In the absence of leadership from the Bloomberg administration, the task of coordinating the city's economic development activities with its sustainability plan has largely been left to non-governmental organizations such as Urban Agenda (now the Alliance for a Greater New York), the Pratt Center for Community Development, NYC Apollo Alliance, and grassroots efforts such as Green Worker Cooperatives. In 2009 Urban Agenda and the Center for American Progress published the New York City Green-Collar Jobs Roadmap, a detailed overview of workforce development resources and needs, a breakdown of potential growth industries for a high-road green economy, and a host of essential policy recommendations to be incorporated into PlaNYC.

Despite such initiatives, the Mayor's Office of Long-Term Planning and Sustainability still has not engaged in a meaningful discussion of green collar jobs and industries. To be sure, PlaNYC's reports contain an implicit strategy for economic development, assuming that becoming greener will make New York ripe for outside investment. The reports also explicitly recognize that many of its initiatives will result in job creation if workers are adequately trained. However, the lack of a specific plan for green collar jobs cannot be dismissed as an oversight given the cacophony of voices that called on the city to address this shortcoming after the release of the first report.

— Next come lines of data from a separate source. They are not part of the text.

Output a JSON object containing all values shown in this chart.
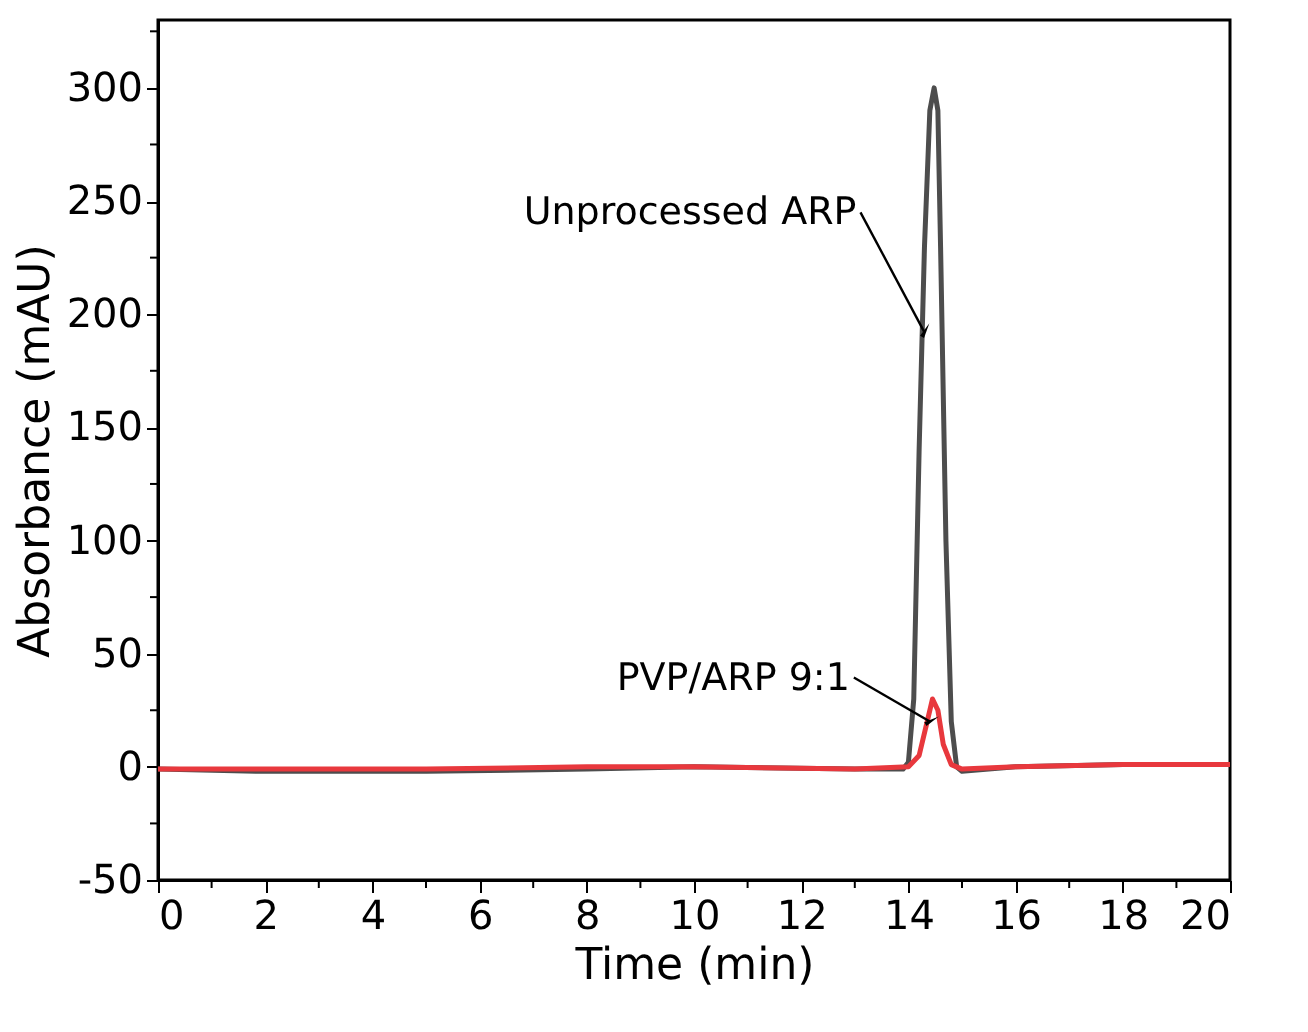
{
  "chart_data": {
    "type": "line",
    "xlabel": "Time (min)",
    "ylabel": "Absorbance (mAU)",
    "xlim": [
      0,
      20
    ],
    "ylim": [
      -50,
      330
    ],
    "xticks": [
      0,
      {
        "value": 1,
        "label": null
      },
      2,
      {
        "value": 3,
        "label": null
      },
      4,
      {
        "value": 5,
        "label": null
      },
      6,
      {
        "value": 7,
        "label": null
      },
      8,
      {
        "value": 9,
        "label": null
      },
      10,
      {
        "value": 11,
        "label": null
      },
      12,
      {
        "value": 13,
        "label": null
      },
      14,
      {
        "value": 15,
        "label": null
      },
      16,
      {
        "value": 17,
        "label": null
      },
      18,
      {
        "value": 19,
        "label": null
      },
      20
    ],
    "yticks": [
      -50,
      {
        "value": -25,
        "label": null
      },
      0,
      {
        "value": 25,
        "label": null
      },
      50,
      {
        "value": 75,
        "label": null
      },
      100,
      {
        "value": 125,
        "label": null
      },
      150,
      {
        "value": 175,
        "label": null
      },
      200,
      {
        "value": 225,
        "label": null
      },
      250,
      {
        "value": 275,
        "label": null
      },
      300,
      {
        "value": 325,
        "label": null
      }
    ],
    "grid": false,
    "legend": false,
    "line_style": "solid",
    "marker": "none",
    "annotations": [
      {
        "text": "Unprocessed ARP",
        "x": 14.3,
        "y": 192
      },
      {
        "text": "PVP/ARP 9:1",
        "x": 14.4,
        "y": 20
      }
    ],
    "series": [
      {
        "color": "#4d4d4d",
        "x": [
          0,
          2,
          5,
          8,
          10,
          13,
          13.9,
          14.0,
          14.1,
          14.2,
          14.3,
          14.4,
          14.48,
          14.55,
          14.6,
          14.7,
          14.8,
          14.9,
          15.0,
          16,
          18,
          20
        ],
        "values": [
          -1,
          -2,
          -2,
          -1,
          0,
          -1,
          -1,
          2,
          30,
          140,
          230,
          290,
          300,
          290,
          230,
          100,
          20,
          0,
          -2,
          0,
          1,
          1
        ]
      },
      {
        "color": "#e8383d",
        "x": [
          0,
          5,
          8,
          10,
          13,
          14,
          14.2,
          14.35,
          14.45,
          14.55,
          14.65,
          14.8,
          15,
          16,
          18,
          20
        ],
        "values": [
          -1,
          -1,
          0,
          0,
          -1,
          0,
          5,
          20,
          30,
          25,
          10,
          1,
          -1,
          0,
          1,
          1
        ]
      }
    ]
  }
}
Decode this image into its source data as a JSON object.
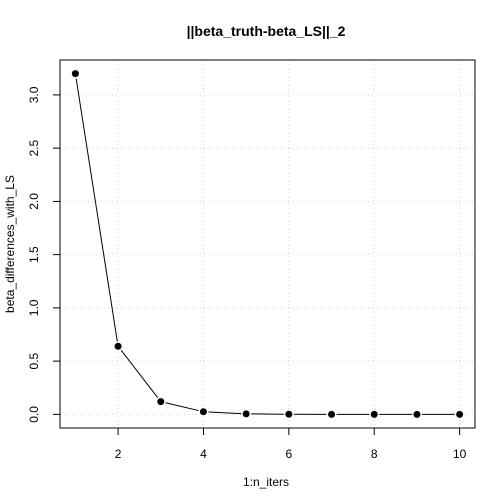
{
  "chart_data": {
    "type": "line",
    "title": "||beta_truth-beta_LS||_2",
    "xlabel": "1:n_iters",
    "ylabel": "beta_differences_with_LS",
    "x": [
      1,
      2,
      3,
      4,
      5,
      6,
      7,
      8,
      9,
      10
    ],
    "series": [
      {
        "values": [
          3.2,
          0.64,
          0.12,
          0.025,
          0.005,
          0.001,
          0.0,
          0.0,
          0.0,
          0.0
        ]
      }
    ],
    "xticks": [
      2,
      4,
      6,
      8,
      10
    ],
    "yticks": [
      0.0,
      0.5,
      1.0,
      1.5,
      2.0,
      2.5,
      3.0
    ],
    "xtick_labels": [
      "2",
      "4",
      "6",
      "8",
      "10"
    ],
    "ytick_labels": [
      "0.0",
      "0.5",
      "1.0",
      "1.5",
      "2.0",
      "2.5",
      "3.0"
    ],
    "xlim": [
      0.64,
      10.36
    ],
    "ylim": [
      -0.128,
      3.328
    ],
    "grid": true,
    "grid_style": "dotted light gray",
    "marker": "filled circle",
    "line_color": "#000000",
    "marker_color": "#000000"
  }
}
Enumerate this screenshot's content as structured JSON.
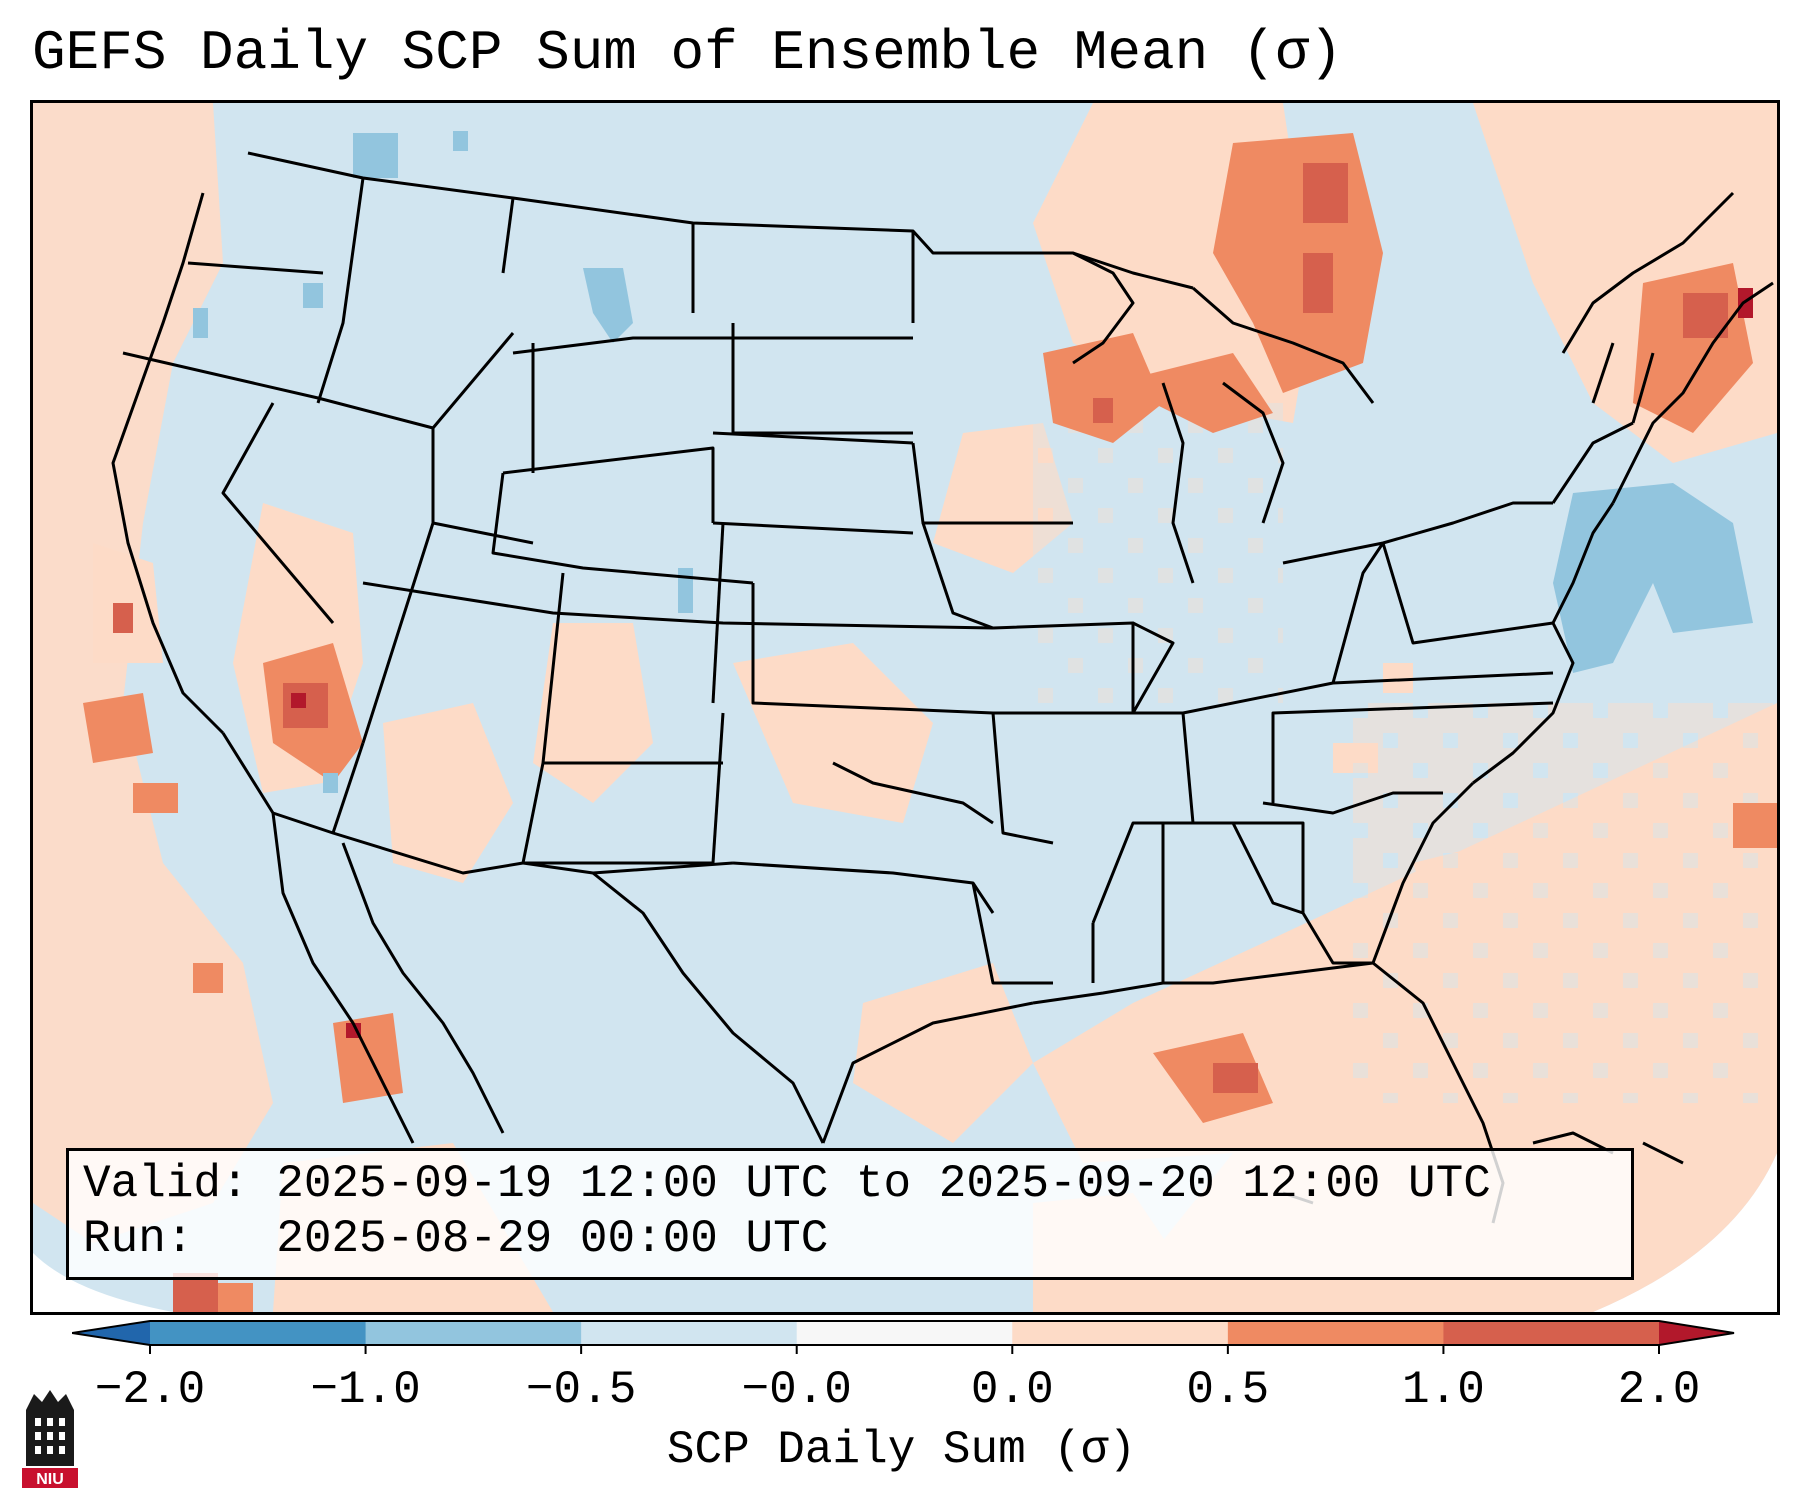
{
  "title": "GEFS Daily SCP Sum of Ensemble Mean (σ)",
  "info": {
    "valid_line": "Valid: 2025-09-19 12:00 UTC to 2025-09-20 12:00 UTC",
    "run_line": "Run:   2025-08-29 00:00 UTC"
  },
  "colorbar": {
    "label": "SCP Daily Sum (σ)",
    "ticks": [
      "−2.0",
      "−1.0",
      "−0.5",
      "−0.0",
      "0.0",
      "0.5",
      "1.0",
      "2.0"
    ],
    "bins": [
      {
        "value": -1.5,
        "color": "#4393c3"
      },
      {
        "value": -0.75,
        "color": "#92c5de"
      },
      {
        "value": -0.25,
        "color": "#d1e5f0"
      },
      {
        "value": 0.0,
        "color": "#f7f7f7"
      },
      {
        "value": 0.25,
        "color": "#fddbc7"
      },
      {
        "value": 0.75,
        "color": "#ef8a62"
      },
      {
        "value": 1.5,
        "color": "#d6604d"
      }
    ],
    "under_color": "#2166ac",
    "over_color": "#b2182b"
  },
  "logo": {
    "text": "NIU"
  },
  "colors": {
    "neg_low": "#d1e5f0",
    "neg_mid": "#92c5de",
    "pos_low": "#fddbc7",
    "pos_mid": "#ef8a62",
    "pos_high": "#d6604d",
    "pos_max": "#b2182b"
  }
}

Perhaps the problem stems from two conflicting agendas within this administration. Economic development officials have been charged with pursuing growth at any cost while the Office of Long-Term Planning and Sustainability and other agencies seek to mitigate the harmful effects of growth. If economic development officials considered growth as more a strategy than goal, more a means than an end, then PlaNYC might have focused on harnessing the emerging green economy to achieve a more just and sustainable city.